I am installing new railings in my home, and I want to be able to reduce the number of visible mechanical fasteners. To this end I want to be able to create a template using the top and bottom rail that will allow me to router into the post so that the top and bottom rail will slide into the post. This will allow me to blind fasten from the bottom of the top and bottom rail. Because all rails are not exactly the same I need to be able to create the template (with some ease and consistency) from whatever rail I am using. To this end I can cut off a short piece of the rail and using a guide bearing create an exact replica (plus the bit diameter) of the rail. I then need to be able to use that template to reduce the size back to the size of the rail.
Can someone help me with this plan? There may be an easier way to do it and I am certainly open to any assistance you might be able to give me.

Regards

Doug


----------



## kp91 (Sep 10, 2004)

Doug, that method will work if using a bearing guided bit only.

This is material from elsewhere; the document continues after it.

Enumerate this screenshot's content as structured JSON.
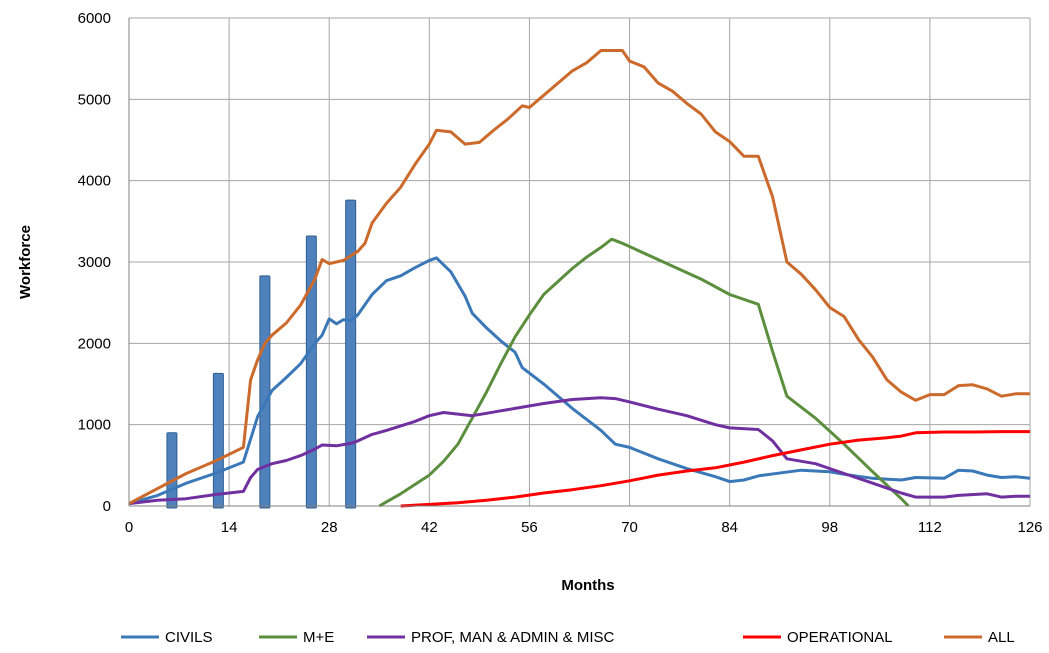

If you want to use template guides, you need to determine the distance between the outside of your guide bushing and the router bit.

You can also cheat and use a CAD program that has an 'offset' feature.


----------



## harrysin (Jan 15, 2007)

I think that a drawing would help to elicit more answers.


----------



## Mike Wingate (Apr 26, 2009)

Try this.
Templates by numbers | Online design tool for woodworking joints and assemblies
Knowledge - Trend


----------



## Noob (Apr 18, 2009)

harrysin said:


> I think that a drawing would help to elicit more answers.


A drawing or a picture would definitely help us help you. Do you mean a railing like this: Stair Rail LINK

If so I would think maybe mortise and tenon or mortise and loose tenon: Loose tenon LINK


----------



## kp91 (Sep 10, 2004)

Just found an add for these yesterday-------I know nothing about them but they kind of claim to address your problem.

he has a interesting video

Spring Bolt - The Revolutionary Stair and Railing Fastener by Rock Lock Fastening Systems, Inc.


----------



## harrysin (Jan 15, 2007)

SPRING BOLT...............very impressive but cost could put some people off Doug.


----------